Diskusi Seputar Korupsi (DIKSI) #5: Novel Baswedan Mencari Keadilan “Mengupas Tuntas Tuntutan Jaksa” selain menghadirkan Novel Baswedan, Kurnia Ramadhana, dan Suparman Marzuki, juga menghadirkan Sri Wijayanti Eddyono (Dosen FH UGM), Maradona (Dosen FH Universitas Airlangga) dan Yuris Rezha (Peneliti PUKAT UGM).
Sri Wiyanti Eddyono mengkaji permasalahan ini dari sudut pandang viktimologi dan hak asasi manusia. Sri Wiyanti memaparkan bahwa dari sudut pandang viktimologi, hak korban meliputi: hak perlindungan, hak reparasi dan hak yang paling sering diabaikan yaitu hak partisipasi. “Indonesia masih menganut keadilan retributive yang mengutamakan kepentingan publik, kepentingan pelaku, tetapi tidak bagi kepentingan korban,” ujarnya.
Hal tersebut yang menjadi akar permasalahan yang berujung pada tidak adanya kepastian hukum dan keadilan bagi korban. Menurutnya, kasus Novel Baswedan termasuk dalam kasus yang perlu memperhatikan hak-hak korban, termasuk hak untuk mendapatkan informasi serta hak untuk mendapatkan perlindungan terhadap perkaranya.

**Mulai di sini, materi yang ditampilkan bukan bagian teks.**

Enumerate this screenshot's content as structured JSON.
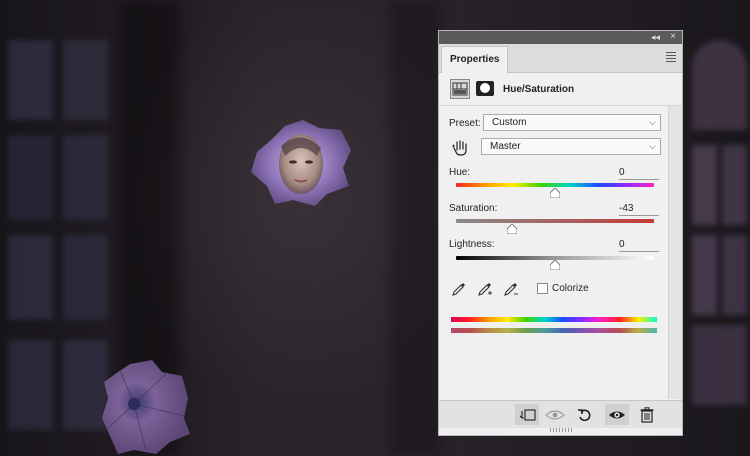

Materi selanjutnya disampaikan oleh Maradona. Ia memberikan catatan-catatan selama proses persidangan, termasuk tuntutan jaksa dalam kasus Novel Baswedan. Menurutnya, niat memang dalam beberapa literatur disamakan dengan kesengajaan, tetapi tidak identik karena niat masih ada dalam hati pelaku belum ditunaikan menjadi suatu kesengajaan. Dalam suatu proses hukum, hakim harus melihat berdasarkan fakta yang ada untuk menentukan pasal berapa yang dijatuhkan beserta vonis akhirnya. Dari putusan hakim nantinya baru dapat didiskusikan kembali bagaimana perspektif hakim dalam melihat kasus ini.
Catatan PUKAT
Narasumber terakhir, Yuris Rezha menjabarkan catatan-catatan dari PUKAT serta dampak kasus Novel Baswedan ini pada agenda pemberantasan korupsi di Indonesia. Beberapa catatan dari PUKAT yang berkaitan dengan tuntutan jaksa, yakni: menyatakan ketiadaan niat dari pelaku, pengenaan pasal penganiayaan biasa, tidak dipanggilnya saksi yang ditengarai menjadi kunci pengungkapan perkara, tuntutan satu tahun bagi pelaku yang menciderai rasa keadilan, serta tidak terungkapnya aktor intelektual dan motif pelaku. Yuris menyampaikan bahwa tuntutan jaksa terhadap pelaku merupakan lanjutan dari rentetan kejanggalan selama proses penegakan hukum dalam kasus ini. Selanjutnya, preseden yang buruk menjadi ancaman bagi warga negara khususnya pegiat antikorupsi, bisa jadi kejadian seperti ini dapat berulang. Transparansi, akuntabilitas dan pengendalian benturan kepentingan di institusi penegak hukum sangat dibutuhkan untuk menjamin pelindungan hukum bagi warga negara, menjaga etika serta mencegah perilaku korupstif penegak hukum.